Car production in Canada has been hamstrung by an increase of about 60 percent in the Canadian dollar against its U.S. counterpart in the past 10 years that has made the country’s auto factories, all of which are in Ontario, less competitive globally.

Unemployment rate

The CAW in April proposed a national auto policy that included a call for the government to intervene to lower the value of the currency and to negotiate “manufacturing footprint commitments” with automakers.

“Ontario’s unemployment rate is above the national average now, and one of the big reasons is that the auto industry hasn’t come back to its full potential of before the financial crisis,” said Hosen Marjaee, a senior managing director at Manulife Asset Management in Toronto.

Canada, which ranked as the world’s fourth-largest car producer in 1999, has slipped out of the top 10, the union said.

The current negotiations have seen the Detroit 3 make “unprecedented” demands, according to the CAW. Those include cuts in benefits, the elimination of an annual cost-of- living adjustment and the transfer of all workers to a defined-contribution retirement plan.

GM, Ford and Chrysler also refuse to commit to new Canadian factory investments, the CAW said in a Sept. 10 leaflet.

‘Key problem’

With the UAW “having negotiated freezes for a while, if that doesn’t happen in the Canadian context, or something similar, then that gap begins to widen with the U.S. and Mexico,” said Carlos Gomes, an economist at Bank of Nova Scotia in Toronto. “The key problem is not where we stand now, but if similar types of cost controls aren’t put in place then that gap will widen.”

Wages account for about 6 percent of the cost of making a car on average, according to data from the Center for Automotive Research in Ann Arbor, Mich.

Ford pays $79 an hour for wages and benefits to its hourly workers in the country, Lauren More, a spokeswoman for the company, said last month.

That labor rate is the highest Ford faces worldwide and compares with $64 an hour in the U.S., she said. The CAW disputes Ford’s estimates, saying much of the gap relates to former employees.

Without those so-called legacy costs, union labor runs a little more than C$62 an hour, compared with about C$60 for UAW members, Jim Stanford, the union’s economist, said earlier this year.

‘Philosophical problem’

Carmakers “are determined to make sure autoworkers in the future are not paid what autoworkers have historically made in the industry,” Lewenza said yesterday.

Companies want “to make sure a new autoworker never gets to the top rate. That’s a philosophical problem.”

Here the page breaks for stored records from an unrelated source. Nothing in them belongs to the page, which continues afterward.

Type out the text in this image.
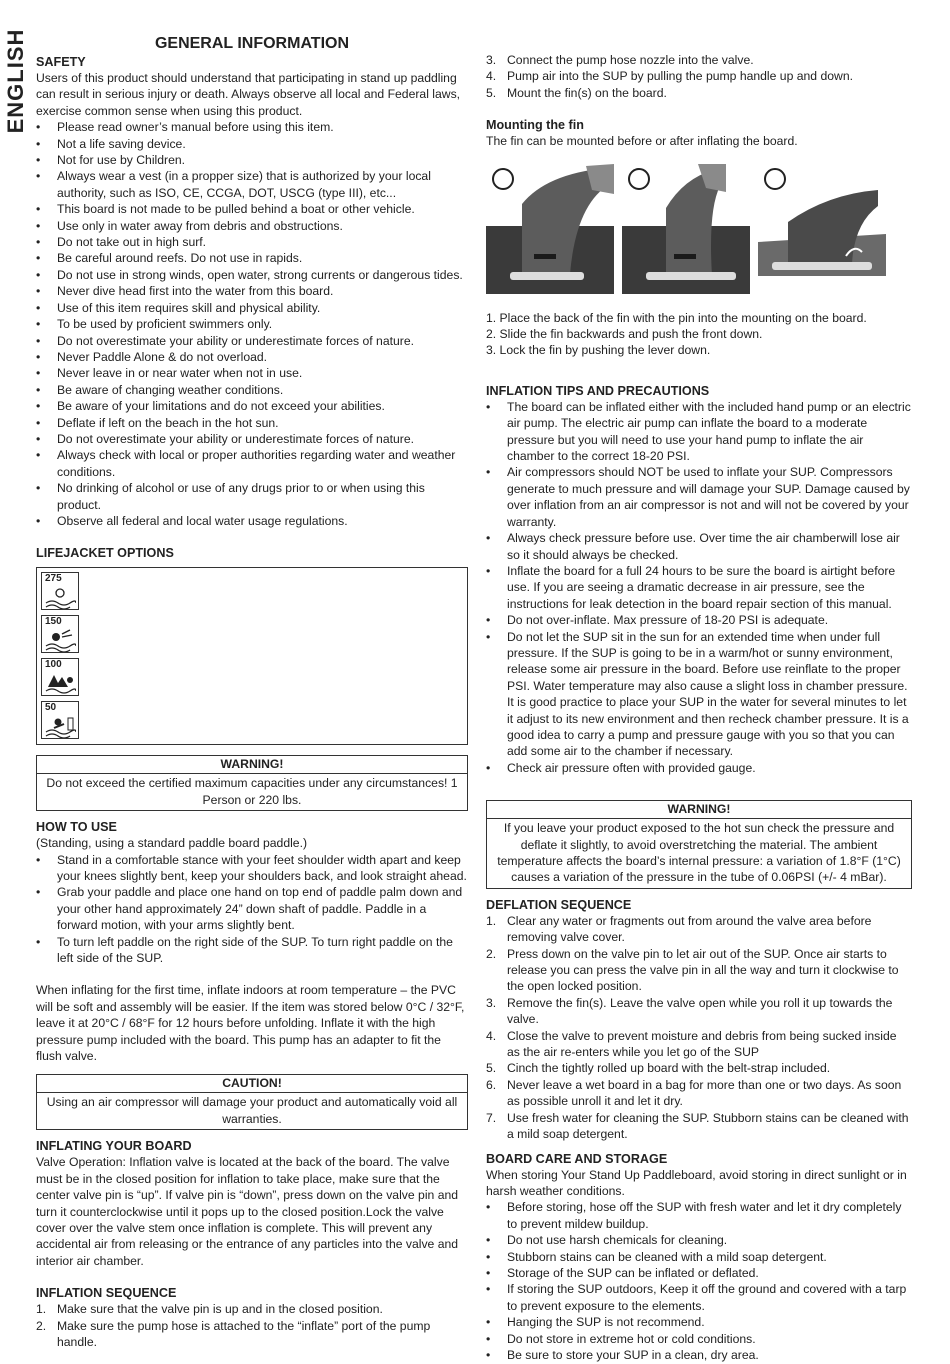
ENGLISH	GENERAL INFORMATION
SAFETY

Users of this product should understand that participating in stand up paddling can result in serious injury or death. Always observe all local and Federal laws, exercise common sense when using this product.

• Please read owner’s manual before using this item.
• Not a life saving device.
• Not for use by Children.
• Always wear a vest (in a propper size) that is authorized by your local authority, such as ISO, CE, CCGA, DOT, USCG (type III), etc...
• This board is not made to be pulled behind a boat or other vehicle.
• Use only in water away from debris and obstructions.
• Do not take out in high surf.
• Be careful around reefs. Do not use in rapids.
• Do not use in strong winds, open water, strong currents or dangerous tides.
• Never dive head first into the water from this board.
• Use of this item requires skill and physical ability.
• To be used by proficient swimmers only.
• Do not overestimate your ability or underestimate forces of nature.
• Never Paddle Alone & do not overload.
• Never leave in or near water when not in use.
• Be aware of changing weather conditions.
• Be aware of your limitations and do not exceed your abilities.
• Deflate if left on the beach in the hot sun.
• Do not overestimate your ability or underestimate forces of nature.
• Always check with local or proper authorities regarding water and weather conditions.
• No drinking of alcohol or use of any drugs prior to or when using this product.
• Observe all federal and local water usage regulations.
LIFEJACKET OPTIONS
275
150
100
50
WARNING!
Do not exceed the certified maximum capacities under any circumstances! 1 Person or 220 lbs.
HOW TO USE

(Standing, using a standard paddle board paddle.)

• Stand in a comfortable stance with your feet shoulder width apart and keep your knees slightly bent, keep your shoulders back, and look straight ahead.
• Grab your paddle and place one hand on top end of paddle palm down and your other hand approximately 24” down shaft of paddle. Paddle in a forward motion, with your arms slightly bent.
• To turn left paddle on the right side of the SUP. To turn right paddle on the left side of the SUP.

When inflating for the first time, inflate indoors at room temperature – the PVC will be soft and assembly will be easier. If the item was stored below 0°C / 32°F, leave it at 20°C / 68°F for 12 hours before unfolding. Inflate it with the high pressure pump included with the board. This pump has an adapter to fit the flush valve.

CAUTION!
Using an air compressor will damage your product and automatically void all warranties.
INFLATING YOUR BOARD

Valve Operation: Inflation valve is located at the back of the board. The valve must be in the closed position for inflation to take place, make sure that the center valve pin is “up”. If valve pin is “down”, press down on the valve pin and turn it counterclockwise until it pops up to the closed position.Lock the valve cover over the valve stem once inflation is complete. This will prevent any accidental air from releasing or the entrance of any particles into the valve and interior air chamber.

INFLATION SEQUENCE
1. Make sure that the valve pin is up and in the closed position.
2. Make sure the pump hose is attached to the “inflate” port of the pump handle.
3. Connect the pump hose nozzle into the valve.
4. Pump air into the SUP by pulling the pump handle up and down.
5. Mount the fin(s) on the board.
Mounting the fin

The fin can be mounted before or after inflating the board.

1. Place the back of the fin with the pin into the mounting on the board.

2. Slide the fin backwards and push the front down.

3. Lock the fin by pushing the lever down.

INFLATION TIPS AND PRECAUTIONS
• The board can be inflated either with the included hand pump or an electric air pump. The electric air pump can inflate the board to a moderate pressure but you will need to use your hand pump to inflate the air chamber to the correct 18-20 PSI.
• Air compressors should NOT be used to inflate your SUP. Compressors generate to much pressure and will damage your SUP. Damage caused by over inflation from an air compressor is not and will not be covered by your warranty.
• Always check pressure before use. Over time the air chamberwill lose air so it should always be checked.
• Inflate the board for a full 24 hours to be sure the board is airtight before use. If you are seeing a dramatic decrease in air pressure, see the instructions for leak detection in the board repair section of this manual.
• Do not over-inflate. Max pressure of 18-20 PSI is adequate.
• Do not let the SUP sit in the sun for an extended time when under full pressure. If the SUP is going to be in a warm/hot or sunny environment, release some air pressure in the board. Before use reinflate to the proper PSI. Water temperature may also cause a slight loss in chamber pressure. It is good practice to place your SUP in the water for several minutes to let it adjust to its new environment and then recheck chamber pressure. It is a good idea to carry a pump and pressure gauge with you so that you can add some air to the chamber if necessary.
• Check air pressure often with provided gauge.
WARNING!
If you leave your product exposed to the hot sun check the pressure and deflate it slightly, to avoid overstretching the material. The ambient temperature affects the board’s internal pressure: a variation of 1.8°F (1°C) causes a variation of the pressure in the tube of 0.06PSI (+/- 4 mBar).
DEFLATION SEQUENCE
1. Clear any water or fragments out from around the valve area before removing valve cover.
2. Press down on the valve pin to let air out of the SUP. Once air starts to release you can press the valve pin in all the way and turn it clockwise to the open locked position.
3. Remove the fin(s). Leave the valve open while you roll it up towards the valve.
4. Close the valve to prevent moisture and debris from being sucked inside as the air re-enters while you let go of the SUP
5. Cinch the tightly rolled up board with the belt-strap included.
6. Never leave a wet board in a bag for more than one or two days. As soon as possible unroll it and let it dry.
7. Use fresh water for cleaning the SUP. Stubborn stains can be cleaned with a mild soap detergent.
BOARD CARE AND STORAGE

When storing Your Stand Up Paddleboard, avoid storing in direct sunlight or in harsh weather conditions.

• Before storing, hose off the SUP with fresh water and let it dry completely to prevent mildew buildup.
• Do not use harsh chemicals for cleaning.
• Stubborn stains can be cleaned with a mild soap detergent.
• Storage of the SUP can be inflated or deflated.
• If storing the SUP outdoors, Keep it off the ground and covered with a tarp to prevent exposure to the elements.
• Hanging the SUP is not recommend.
• Do not store in extreme hot or cold conditions.
• Be sure to store your SUP in a clean, dry area.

Ontario has a lot riding on the outcome of the labor talks.

Factories in Canada’s most populous province produced 1.42 million motor vehicles in the first seven months of 2012, almost 20 percent more than in the same period a year ago, Bank of Nova Scotia said in an Aug. 14 report.

The province accounts for about 16 percent of North American auto output, counting production by Toyota and Honda.

“Anything that holds back economic growth and employment is a serious concern,” said Manulife’s Marjaee. “Ontario cannot afford to have more people unemployed or on strike and less revenue coming in.”

Canada and Ontario spent a combined C$10.6 billion to acquire minority stakes in GM in 2009 when the Detroit-based automaker reorganized under bankruptcy protection with aid from the U.S. and Canadian governments.

‘Different world’

Although Canadian car sales are on the rise, GM, Ford and Chrysler have been losing ground to Asian competitors such as Toyota Motor Corp. Cars made in Ontario include Chrysler minivans, the Chevrolet Camaro and the Lincoln MKT.

Car and light-truck sales in Canada climbed 6.7 percent in the first eight months of the year, according to data compiled by DesRosiers Automotive Consultants Inc.

Sales advanced 6.4 percent in August compared with the same month a year earlier.

Together, the three U.S.-based automakers controlled about 45 percent of the Canadian market through the end of August, down from about 48 percent a year earlier, DesRosiers data show.

“It’s a different world now,” said Conway at Conway MacKenzie. “You’re no longer in an environment where North American car companies have 70 percent of the market. These car companies went to hell and back in 2008 and 2009, and they are going to be less tolerant on requests that are outdated.”